Tinha acabado de finalizar a ligação, quando observei um rosto familiar vir em minha direção. No mesmo instante deixei meu celular cair com tamanha surpresa e espanto. Eu não o esperava aqui. Ele não deveria estar aqui.
Arqueei-me para pegar o objeto que deixei cair.
— Júlia? —A voz macia de Guilherme me atingiu em cheio, não tinha para onde correr, ou me esconder. Seus olhos me encararam de cima a baixo.

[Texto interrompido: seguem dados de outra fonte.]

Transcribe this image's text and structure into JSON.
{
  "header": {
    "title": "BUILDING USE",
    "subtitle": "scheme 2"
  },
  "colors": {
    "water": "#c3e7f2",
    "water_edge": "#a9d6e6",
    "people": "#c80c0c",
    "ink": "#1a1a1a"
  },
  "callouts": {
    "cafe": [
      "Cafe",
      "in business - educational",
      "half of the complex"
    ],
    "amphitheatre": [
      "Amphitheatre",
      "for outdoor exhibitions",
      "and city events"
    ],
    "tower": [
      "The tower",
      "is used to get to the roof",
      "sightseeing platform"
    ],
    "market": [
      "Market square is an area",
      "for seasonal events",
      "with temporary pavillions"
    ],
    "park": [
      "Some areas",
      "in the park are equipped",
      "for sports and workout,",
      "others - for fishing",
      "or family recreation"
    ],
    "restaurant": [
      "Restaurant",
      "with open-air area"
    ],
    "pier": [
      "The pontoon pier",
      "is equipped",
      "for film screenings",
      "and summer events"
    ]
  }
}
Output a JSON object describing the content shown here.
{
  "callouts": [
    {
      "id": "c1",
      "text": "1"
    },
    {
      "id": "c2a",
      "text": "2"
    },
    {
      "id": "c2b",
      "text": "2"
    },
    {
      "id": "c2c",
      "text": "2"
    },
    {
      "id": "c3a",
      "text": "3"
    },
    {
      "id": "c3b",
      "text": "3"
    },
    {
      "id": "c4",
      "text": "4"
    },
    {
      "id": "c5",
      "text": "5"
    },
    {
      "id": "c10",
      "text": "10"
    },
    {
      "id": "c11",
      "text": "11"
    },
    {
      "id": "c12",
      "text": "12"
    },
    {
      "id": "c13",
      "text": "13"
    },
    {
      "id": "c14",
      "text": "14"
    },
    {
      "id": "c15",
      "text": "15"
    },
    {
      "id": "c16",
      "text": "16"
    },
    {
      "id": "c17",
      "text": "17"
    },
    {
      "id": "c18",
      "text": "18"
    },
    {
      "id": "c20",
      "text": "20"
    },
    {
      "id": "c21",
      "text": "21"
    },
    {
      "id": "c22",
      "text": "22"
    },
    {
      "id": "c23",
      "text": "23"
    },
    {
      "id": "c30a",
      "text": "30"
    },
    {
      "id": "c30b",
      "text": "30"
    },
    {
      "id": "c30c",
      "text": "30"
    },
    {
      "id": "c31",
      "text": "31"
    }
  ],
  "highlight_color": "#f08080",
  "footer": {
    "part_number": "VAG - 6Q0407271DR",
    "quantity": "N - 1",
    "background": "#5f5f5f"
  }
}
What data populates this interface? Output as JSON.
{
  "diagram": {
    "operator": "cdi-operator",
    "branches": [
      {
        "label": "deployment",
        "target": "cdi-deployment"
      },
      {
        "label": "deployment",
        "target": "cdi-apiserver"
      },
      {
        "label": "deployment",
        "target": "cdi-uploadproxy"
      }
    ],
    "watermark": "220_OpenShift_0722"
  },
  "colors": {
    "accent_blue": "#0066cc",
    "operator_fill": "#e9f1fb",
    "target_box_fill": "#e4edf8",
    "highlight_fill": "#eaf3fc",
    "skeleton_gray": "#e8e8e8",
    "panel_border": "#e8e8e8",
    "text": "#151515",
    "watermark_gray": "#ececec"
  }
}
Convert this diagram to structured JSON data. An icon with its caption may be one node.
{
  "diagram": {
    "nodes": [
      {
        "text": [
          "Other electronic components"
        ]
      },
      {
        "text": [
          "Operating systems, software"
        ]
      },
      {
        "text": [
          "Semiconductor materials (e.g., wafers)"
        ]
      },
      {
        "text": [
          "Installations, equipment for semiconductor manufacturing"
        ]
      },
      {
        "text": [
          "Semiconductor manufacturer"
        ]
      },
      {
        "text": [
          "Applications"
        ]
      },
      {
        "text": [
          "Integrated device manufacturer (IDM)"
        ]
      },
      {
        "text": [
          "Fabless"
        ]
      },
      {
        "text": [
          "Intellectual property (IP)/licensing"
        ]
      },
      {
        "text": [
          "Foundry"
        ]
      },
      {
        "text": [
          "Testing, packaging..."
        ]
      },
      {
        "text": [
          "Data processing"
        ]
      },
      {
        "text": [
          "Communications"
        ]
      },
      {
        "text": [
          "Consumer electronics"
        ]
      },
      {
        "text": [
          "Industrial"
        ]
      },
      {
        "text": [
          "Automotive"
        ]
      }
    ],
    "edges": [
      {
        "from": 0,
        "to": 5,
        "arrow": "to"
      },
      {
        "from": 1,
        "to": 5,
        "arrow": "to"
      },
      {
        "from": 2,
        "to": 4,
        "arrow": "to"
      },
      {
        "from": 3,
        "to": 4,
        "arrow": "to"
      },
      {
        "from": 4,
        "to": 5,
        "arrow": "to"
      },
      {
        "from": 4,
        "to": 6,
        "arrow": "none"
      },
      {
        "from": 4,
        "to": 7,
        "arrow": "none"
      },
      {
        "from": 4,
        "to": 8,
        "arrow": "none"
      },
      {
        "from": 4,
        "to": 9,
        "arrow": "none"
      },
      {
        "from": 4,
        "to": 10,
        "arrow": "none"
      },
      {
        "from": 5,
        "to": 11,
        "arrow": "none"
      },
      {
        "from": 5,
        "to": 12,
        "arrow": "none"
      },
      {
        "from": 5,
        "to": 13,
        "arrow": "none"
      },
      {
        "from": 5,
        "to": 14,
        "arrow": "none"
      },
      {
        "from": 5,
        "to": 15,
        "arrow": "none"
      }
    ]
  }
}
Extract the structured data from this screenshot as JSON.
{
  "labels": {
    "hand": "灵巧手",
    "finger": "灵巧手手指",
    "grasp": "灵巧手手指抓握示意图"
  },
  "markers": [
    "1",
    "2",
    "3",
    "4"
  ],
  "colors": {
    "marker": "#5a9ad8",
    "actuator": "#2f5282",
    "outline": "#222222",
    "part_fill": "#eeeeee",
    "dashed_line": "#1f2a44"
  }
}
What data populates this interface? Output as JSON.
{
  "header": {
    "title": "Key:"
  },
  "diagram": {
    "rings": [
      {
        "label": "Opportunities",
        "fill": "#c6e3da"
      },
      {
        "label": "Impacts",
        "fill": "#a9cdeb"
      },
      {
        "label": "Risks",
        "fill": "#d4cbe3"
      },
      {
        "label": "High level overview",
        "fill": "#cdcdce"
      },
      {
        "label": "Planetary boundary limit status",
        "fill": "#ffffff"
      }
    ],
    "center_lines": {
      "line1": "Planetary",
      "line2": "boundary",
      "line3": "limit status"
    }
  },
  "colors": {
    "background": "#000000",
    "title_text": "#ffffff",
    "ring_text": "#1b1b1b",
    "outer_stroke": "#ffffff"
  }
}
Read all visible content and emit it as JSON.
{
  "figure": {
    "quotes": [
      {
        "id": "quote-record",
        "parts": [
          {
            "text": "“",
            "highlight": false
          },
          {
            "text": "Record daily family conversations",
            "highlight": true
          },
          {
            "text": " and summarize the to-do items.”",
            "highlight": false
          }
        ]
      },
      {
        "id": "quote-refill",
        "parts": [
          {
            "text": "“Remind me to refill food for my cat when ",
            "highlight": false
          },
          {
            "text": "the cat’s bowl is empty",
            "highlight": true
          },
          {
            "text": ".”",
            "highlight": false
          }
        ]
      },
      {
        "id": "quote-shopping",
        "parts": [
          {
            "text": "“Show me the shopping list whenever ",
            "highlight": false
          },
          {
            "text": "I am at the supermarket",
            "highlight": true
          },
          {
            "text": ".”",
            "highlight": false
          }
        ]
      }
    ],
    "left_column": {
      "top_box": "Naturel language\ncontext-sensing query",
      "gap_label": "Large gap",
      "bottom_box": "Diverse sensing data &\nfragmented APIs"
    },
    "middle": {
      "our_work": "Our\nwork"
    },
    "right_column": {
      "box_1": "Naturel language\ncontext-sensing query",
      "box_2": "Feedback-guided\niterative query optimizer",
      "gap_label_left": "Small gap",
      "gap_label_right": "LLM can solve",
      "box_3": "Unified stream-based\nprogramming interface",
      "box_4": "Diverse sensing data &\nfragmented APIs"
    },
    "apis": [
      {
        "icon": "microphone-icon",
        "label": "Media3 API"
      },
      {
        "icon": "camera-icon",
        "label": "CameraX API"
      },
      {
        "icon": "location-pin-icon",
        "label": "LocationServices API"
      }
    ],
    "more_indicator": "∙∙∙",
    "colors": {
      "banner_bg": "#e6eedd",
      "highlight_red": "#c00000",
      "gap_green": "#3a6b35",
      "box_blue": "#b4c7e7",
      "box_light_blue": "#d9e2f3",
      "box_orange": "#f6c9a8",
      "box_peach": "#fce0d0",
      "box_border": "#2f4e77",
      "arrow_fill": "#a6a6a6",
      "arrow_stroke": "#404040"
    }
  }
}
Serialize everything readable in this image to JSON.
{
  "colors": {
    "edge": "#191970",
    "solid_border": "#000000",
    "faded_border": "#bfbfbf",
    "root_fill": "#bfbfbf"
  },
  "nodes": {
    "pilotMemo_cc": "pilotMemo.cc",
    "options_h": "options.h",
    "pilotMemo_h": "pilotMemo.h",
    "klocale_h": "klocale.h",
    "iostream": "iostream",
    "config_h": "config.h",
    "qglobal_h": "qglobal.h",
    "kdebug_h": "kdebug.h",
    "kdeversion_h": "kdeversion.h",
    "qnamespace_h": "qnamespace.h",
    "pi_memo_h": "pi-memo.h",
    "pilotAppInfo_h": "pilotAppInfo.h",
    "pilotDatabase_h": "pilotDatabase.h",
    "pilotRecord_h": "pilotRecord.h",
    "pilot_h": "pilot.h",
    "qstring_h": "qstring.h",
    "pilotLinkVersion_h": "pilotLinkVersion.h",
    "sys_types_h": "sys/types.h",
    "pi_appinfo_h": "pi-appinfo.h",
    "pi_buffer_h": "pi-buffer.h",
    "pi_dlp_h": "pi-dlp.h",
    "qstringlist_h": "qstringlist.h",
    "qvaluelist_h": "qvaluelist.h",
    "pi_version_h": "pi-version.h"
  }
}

  — Oi Guilherme. — Respondi sem nem o encarar nos olhos, com a voz fria e indiferente. Meu corpo estava a ponto de entrar em colapso com todas as lembranças ruins que invadiram a minha mente.
  — Como você está? — Quase sorri com a ironia que sua pergunta me trazia.  Com toda a certeza sorriria se não estivesse com um nó no estômago e uma sensação de mal estar.
  ”Como estão as coisas?” “Como está à filha que abandonei?”, “Precisa de algo?”, “Foi uma menina ou um menino que tivemos?”, “O bebê está grande? Posso conhecer?” Foram essas as perguntas que imaginei sair de sua boca quando nos encontrássemos. Queria socar seu rostinho bonito a essa altura. Como ele não me perguntou de Beatriz por primeiro?
Era a primeira vez que o vi a mais de um ano, desde que contei a ele sobre a minha gravidez e ele foi embora. Sem nem olhar para trás. Eu não pude contar com ele aquela vez, porque imaginei que agora veria qualquer arrependimento em seus olhos?